The purpose of the Proposed Amendments is to modify certain covenants in the Indenture governing the Securities and to reflect the structure resulting from Carnival plc and Carnival Corporation entering into a dual listed company transaction. In return for the Consents, Carnival Corporation is offering an unsubordinated, unsecured guarantee of the Securities.
We are asking you to contact your clients for whom you hold the Securities in your name or in the name of your nominee. Carnival plc will not pay any fees or commissions to any broker or dealer or other person, other than Merrill Lynch & Co. and UBS Securities LLC, as the Solicitation Agents, and D.F. King & Co., Inc., as the Information Agent. However, you will be reimbursed by Carnival plc for customary mailing and handling expenses incurred by you in forwarding any of the enclosed materials to your clients.
Enclosed is a copy of each of the following documents:
Your prompt action is requested, and we urge you to contact your clients as soon as possible. As described more fully in the Prospectus, the Consent Solicitation will expire at 5:00 p.m., New York City time, on Tuesday, July 15, 2003 unless extended. Consents delivered pursuant to the Consent Solicitation may be revoked, subject to the procedures described in the Prospectus, at any time prior to 5:00 p.m., New York City time, on the Expiration Date, but not thereafter.
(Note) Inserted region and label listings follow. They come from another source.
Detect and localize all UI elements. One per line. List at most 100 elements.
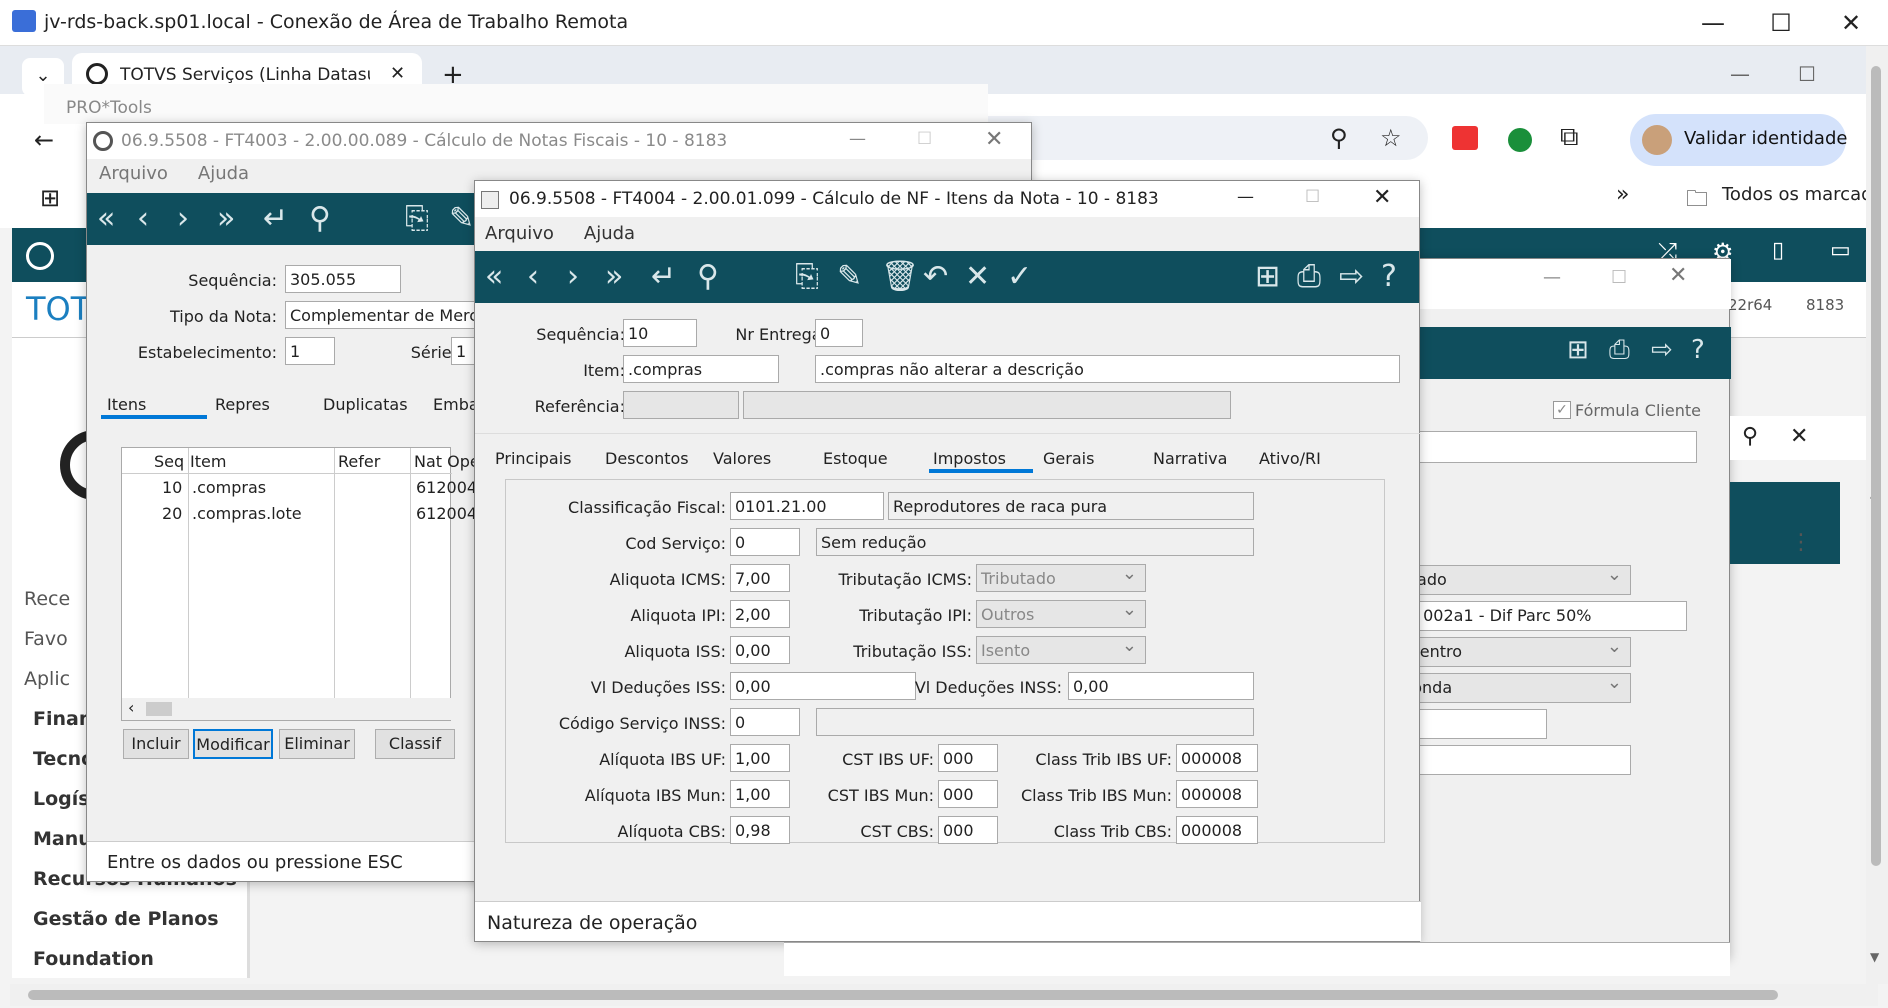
search-record-icon[interactable]: ⚲ bbox=[697, 259, 719, 294]
help-icon[interactable]: ? bbox=[1381, 259, 1397, 294]
ft4003-close-icon[interactable]: ✕ bbox=[985, 127, 1003, 152]
all-bookmarks-label[interactable]: Todos os marcad bbox=[1722, 184, 1873, 205]
ft4003-maximize-icon[interactable]: ☐ bbox=[917, 129, 932, 149]
tab-emba[interactable]: Emba bbox=[433, 395, 479, 414]
cod-inss-field[interactable]: 0 bbox=[730, 708, 800, 736]
scroll-left-icon[interactable]: ‹ bbox=[128, 698, 134, 717]
ded-iss-field[interactable]: 0,00 bbox=[730, 672, 916, 700]
classif-button[interactable]: Classif bbox=[375, 729, 455, 759]
search-record-icon[interactable]: ⚲ bbox=[309, 201, 331, 236]
tab-narrativa[interactable]: Narrativa bbox=[1153, 449, 1227, 468]
trib-iss-select[interactable]: Isento bbox=[976, 636, 1146, 664]
tab-duplicatas[interactable]: Duplicatas bbox=[323, 395, 408, 414]
exit-icon[interactable]: ⇨ bbox=[1339, 259, 1364, 294]
clear-icon[interactable]: ✕ bbox=[1790, 424, 1808, 449]
modificar-button[interactable]: Modificar bbox=[193, 729, 273, 759]
tab-principais[interactable]: Principais bbox=[495, 449, 572, 468]
nav-recent[interactable]: Rece bbox=[24, 588, 70, 610]
ct-cbs-field[interactable]: 000008 bbox=[1176, 816, 1258, 844]
tab-estoque[interactable]: Estoque bbox=[823, 449, 888, 468]
nav-financeiro[interactable]: Finan bbox=[33, 708, 92, 730]
minimize-icon[interactable]: — bbox=[1688, 6, 1738, 40]
last-record-icon[interactable]: » bbox=[217, 201, 235, 236]
ct-ibs-uf-field[interactable]: 000008 bbox=[1176, 744, 1258, 772]
items-grid[interactable]: Seq Item Refer Nat Ope 10 .compras 61200… bbox=[121, 447, 480, 721]
grid-header-natop[interactable]: Nat Ope bbox=[414, 452, 480, 471]
horizontal-scroll-thumb[interactable] bbox=[28, 990, 1778, 1000]
bg-close-icon[interactable]: ✕ bbox=[1669, 263, 1687, 288]
tab-gerais[interactable]: Gerais bbox=[1043, 449, 1094, 468]
tree-icon[interactable]: ⊞ bbox=[1567, 335, 1589, 365]
ft4004-maximize-icon[interactable]: ☐ bbox=[1305, 187, 1320, 207]
grid-header-item[interactable]: Item bbox=[190, 452, 226, 471]
help-icon[interactable]: ? bbox=[1691, 335, 1705, 365]
class-fiscal-field[interactable]: 0101.21.00 bbox=[730, 492, 884, 520]
bookmark-star-icon[interactable]: ☆ bbox=[1380, 124, 1402, 152]
goto-icon[interactable]: ↵ bbox=[263, 201, 288, 236]
tab-valores[interactable]: Valores bbox=[713, 449, 771, 468]
cst-ibs-mun-field[interactable]: 000 bbox=[938, 780, 998, 808]
ft4004-close-icon[interactable]: ✕ bbox=[1373, 185, 1391, 210]
prev-record-icon[interactable]: ‹ bbox=[137, 201, 149, 236]
ft4004-minimize-icon[interactable]: — bbox=[1237, 187, 1254, 207]
edit-icon[interactable]: ✎ bbox=[449, 201, 474, 236]
validate-identity-button[interactable]: Validar identidade bbox=[1630, 114, 1847, 166]
tree-icon[interactable]: ⊞ bbox=[1255, 259, 1280, 294]
exit-icon[interactable]: ⇨ bbox=[1651, 335, 1673, 365]
nav-applications[interactable]: Aplic bbox=[24, 668, 70, 690]
puzzle-icon[interactable]: ⧉ bbox=[1560, 122, 1579, 153]
grid-header-refer[interactable]: Refer bbox=[338, 452, 380, 471]
nav-logistica[interactable]: Logís bbox=[33, 788, 90, 810]
chevron-right-icon[interactable]: » bbox=[1616, 182, 1629, 207]
money-extension-icon[interactable] bbox=[1508, 128, 1532, 152]
zoom-icon[interactable]: ⚲ bbox=[1330, 124, 1348, 152]
ft4004-entrega-field[interactable]: 0 bbox=[815, 319, 863, 347]
bg-maximize-icon[interactable]: ☐ bbox=[1611, 267, 1627, 288]
next-record-icon[interactable]: › bbox=[567, 259, 579, 294]
tab-ativo-ri[interactable]: Ativo/RI bbox=[1259, 449, 1321, 468]
print-icon[interactable]: ⎙ bbox=[1609, 335, 1630, 366]
scroll-down-icon[interactable]: ▼ bbox=[1870, 950, 1879, 964]
ft4004-menu-arquivo[interactable]: Arquivo bbox=[485, 223, 554, 244]
eliminar-button[interactable]: Eliminar bbox=[279, 729, 355, 759]
chat-icon[interactable]: ▭ bbox=[1830, 238, 1851, 263]
new-icon[interactable]: ⎘ bbox=[405, 201, 429, 236]
prev-record-icon[interactable]: ‹ bbox=[527, 259, 539, 294]
undo-icon[interactable]: ↶ bbox=[923, 259, 948, 294]
edit-icon[interactable]: ✎ bbox=[837, 259, 862, 294]
print-icon[interactable]: ⎙ bbox=[1297, 259, 1321, 294]
vertical-scrollbar[interactable]: ▲ ▼ bbox=[1866, 46, 1888, 984]
maximize-icon[interactable]: ☐ bbox=[1756, 6, 1806, 40]
nav-tecnologia[interactable]: Tecno bbox=[33, 748, 94, 770]
bg-field-cbs[interactable]: CBS 002a1 - Dif Parc 50% bbox=[1381, 601, 1687, 631]
ft4003-tipo-field[interactable]: Complementar de Mercado bbox=[285, 301, 483, 329]
trib-icms-select[interactable]: Tributado bbox=[976, 564, 1146, 592]
ft4004-item-desc[interactable]: .compras não alterar a descrição bbox=[815, 355, 1400, 383]
tab-descontos[interactable]: Descontos bbox=[605, 449, 689, 468]
ft4003-seq-field[interactable]: 305.055 bbox=[285, 265, 401, 293]
nav-favorites[interactable]: Favo bbox=[24, 628, 68, 650]
ft4003-menu-ajuda[interactable]: Ajuda bbox=[198, 163, 249, 184]
confirm-icon[interactable]: ✓ bbox=[1007, 259, 1032, 294]
tab-impostos[interactable]: Impostos bbox=[933, 449, 1006, 468]
cod-servico-field[interactable]: 0 bbox=[730, 528, 800, 556]
browser-maximize-icon[interactable]: ☐ bbox=[1798, 62, 1816, 86]
first-record-icon[interactable]: « bbox=[97, 201, 115, 236]
extension-icon[interactable] bbox=[1452, 126, 1478, 150]
aliq-iss-field[interactable]: 0,00 bbox=[730, 636, 790, 664]
tab-close-icon[interactable]: ✕ bbox=[390, 63, 405, 84]
ft4004-ref-field[interactable] bbox=[623, 391, 739, 419]
incluir-button[interactable]: Incluir bbox=[123, 729, 189, 759]
grid-scrollbar[interactable]: ‹ bbox=[122, 698, 452, 720]
nav-gestao-planos[interactable]: Gestão de Planos bbox=[33, 908, 219, 930]
ft4003-minimize-icon[interactable]: — bbox=[849, 129, 866, 149]
search-icon[interactable]: ⚲ bbox=[1742, 424, 1758, 449]
last-record-icon[interactable]: » bbox=[605, 259, 623, 294]
ft4003-estab-field[interactable]: 1 bbox=[285, 337, 335, 365]
cst-cbs-field[interactable]: 000 bbox=[938, 816, 998, 844]
ft4004-seq-field[interactable]: 10 bbox=[623, 319, 697, 347]
tab-itens[interactable]: Itens bbox=[107, 395, 146, 414]
back-arrow-icon[interactable]: ← bbox=[34, 126, 54, 154]
apps-grid-icon[interactable]: ⊞ bbox=[40, 184, 60, 212]
trib-ipi-select[interactable]: Outros bbox=[976, 600, 1146, 628]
It is recommended that holders who hold the Securities through Euroclear and Clearstream submit their instructions regarding the Consent Solicitation at least two business days prior to the Expiration Date so that instructions may be received in a timely manner.
A duly executed and properly completed Letter of Consent and any other required documents should be sent to the Information Agent at its address set forth on the cover page of the Letter of Consent, all in accordance with the instructions set forth in the Prospectus and the Letter of Consent. Questions concerning the terms of the Solicitation should be directed to Merrill Lynch & Co. at (888) 654-8637 (toll-free) or (212) 449-4914 (collect) or to UBS Securities LLC at (203) 719-8035 (collect). Questions and requests for assistance in completing and delivering Consents, and requests for additional copies of the Prospectus or the Letter of Consent, should be directed to the Information Agent at (212) 269-5550 (banks and brokerage firms) or (800) 487-4870 (all others toll-free).
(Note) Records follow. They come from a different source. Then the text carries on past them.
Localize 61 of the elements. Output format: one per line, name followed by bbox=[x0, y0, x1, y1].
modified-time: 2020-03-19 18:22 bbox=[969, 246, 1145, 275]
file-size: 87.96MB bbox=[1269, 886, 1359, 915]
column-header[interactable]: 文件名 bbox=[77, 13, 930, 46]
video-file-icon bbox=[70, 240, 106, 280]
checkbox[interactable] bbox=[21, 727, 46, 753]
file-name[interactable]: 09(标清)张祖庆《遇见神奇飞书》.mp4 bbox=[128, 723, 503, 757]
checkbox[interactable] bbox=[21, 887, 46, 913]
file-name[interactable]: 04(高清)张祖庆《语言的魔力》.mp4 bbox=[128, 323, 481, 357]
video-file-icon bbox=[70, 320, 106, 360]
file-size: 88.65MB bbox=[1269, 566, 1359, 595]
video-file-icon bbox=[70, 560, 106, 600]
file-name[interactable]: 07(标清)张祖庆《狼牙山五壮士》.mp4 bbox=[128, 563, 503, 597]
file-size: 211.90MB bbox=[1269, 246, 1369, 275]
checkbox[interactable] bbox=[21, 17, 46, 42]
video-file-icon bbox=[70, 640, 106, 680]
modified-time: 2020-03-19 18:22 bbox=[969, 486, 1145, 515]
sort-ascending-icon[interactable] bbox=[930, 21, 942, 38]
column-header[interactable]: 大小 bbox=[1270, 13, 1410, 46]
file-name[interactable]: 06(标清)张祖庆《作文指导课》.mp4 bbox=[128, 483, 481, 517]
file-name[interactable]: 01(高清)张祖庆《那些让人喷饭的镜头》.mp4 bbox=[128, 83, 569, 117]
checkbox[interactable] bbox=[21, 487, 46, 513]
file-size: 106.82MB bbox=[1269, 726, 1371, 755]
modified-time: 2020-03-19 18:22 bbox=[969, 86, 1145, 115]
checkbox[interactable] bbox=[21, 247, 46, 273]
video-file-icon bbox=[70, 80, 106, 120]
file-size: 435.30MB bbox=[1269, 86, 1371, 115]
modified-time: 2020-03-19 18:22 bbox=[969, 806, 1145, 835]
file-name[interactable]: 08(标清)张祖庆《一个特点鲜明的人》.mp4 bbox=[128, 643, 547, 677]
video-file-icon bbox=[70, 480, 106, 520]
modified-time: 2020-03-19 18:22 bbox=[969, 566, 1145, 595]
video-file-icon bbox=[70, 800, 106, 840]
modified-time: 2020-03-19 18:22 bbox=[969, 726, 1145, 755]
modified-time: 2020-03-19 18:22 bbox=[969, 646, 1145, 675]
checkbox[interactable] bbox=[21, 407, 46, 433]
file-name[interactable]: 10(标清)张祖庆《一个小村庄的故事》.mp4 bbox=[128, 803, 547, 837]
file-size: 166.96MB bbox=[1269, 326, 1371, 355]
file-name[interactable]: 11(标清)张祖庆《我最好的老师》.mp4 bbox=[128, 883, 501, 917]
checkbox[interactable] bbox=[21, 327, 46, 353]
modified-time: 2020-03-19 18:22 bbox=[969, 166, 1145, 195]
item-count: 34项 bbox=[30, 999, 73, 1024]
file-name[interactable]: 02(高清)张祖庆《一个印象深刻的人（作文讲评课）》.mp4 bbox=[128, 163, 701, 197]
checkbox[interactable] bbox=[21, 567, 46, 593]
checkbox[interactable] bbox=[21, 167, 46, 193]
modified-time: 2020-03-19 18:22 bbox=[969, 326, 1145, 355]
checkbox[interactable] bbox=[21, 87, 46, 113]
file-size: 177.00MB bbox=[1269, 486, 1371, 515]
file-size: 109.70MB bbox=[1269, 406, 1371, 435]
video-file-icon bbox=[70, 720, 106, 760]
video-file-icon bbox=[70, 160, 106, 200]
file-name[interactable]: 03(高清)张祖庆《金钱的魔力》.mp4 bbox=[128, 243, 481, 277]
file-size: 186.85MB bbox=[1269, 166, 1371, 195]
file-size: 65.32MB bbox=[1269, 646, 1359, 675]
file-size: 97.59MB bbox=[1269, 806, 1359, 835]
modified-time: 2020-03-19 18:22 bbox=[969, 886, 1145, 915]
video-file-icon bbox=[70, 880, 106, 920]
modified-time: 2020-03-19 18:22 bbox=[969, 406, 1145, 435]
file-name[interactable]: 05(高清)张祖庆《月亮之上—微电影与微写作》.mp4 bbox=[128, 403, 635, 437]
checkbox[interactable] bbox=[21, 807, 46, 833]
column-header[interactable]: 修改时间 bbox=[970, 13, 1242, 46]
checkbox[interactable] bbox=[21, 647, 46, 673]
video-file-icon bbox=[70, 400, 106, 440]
Very truly yours, Merrill Lynch & Co. UBS Securities LLC |
Nothing contained herein or in the enclosed documents shall constitute you or any person as agent or affiliate of Carnival plc, the Solicitation Agents, the Information Agent, or the Trustee, or authorize you or any other person to make any statements on behalf of any of them with respect to the Consent Solicitation, except for statements expressly made in the Prospectus and the Letter of Consent.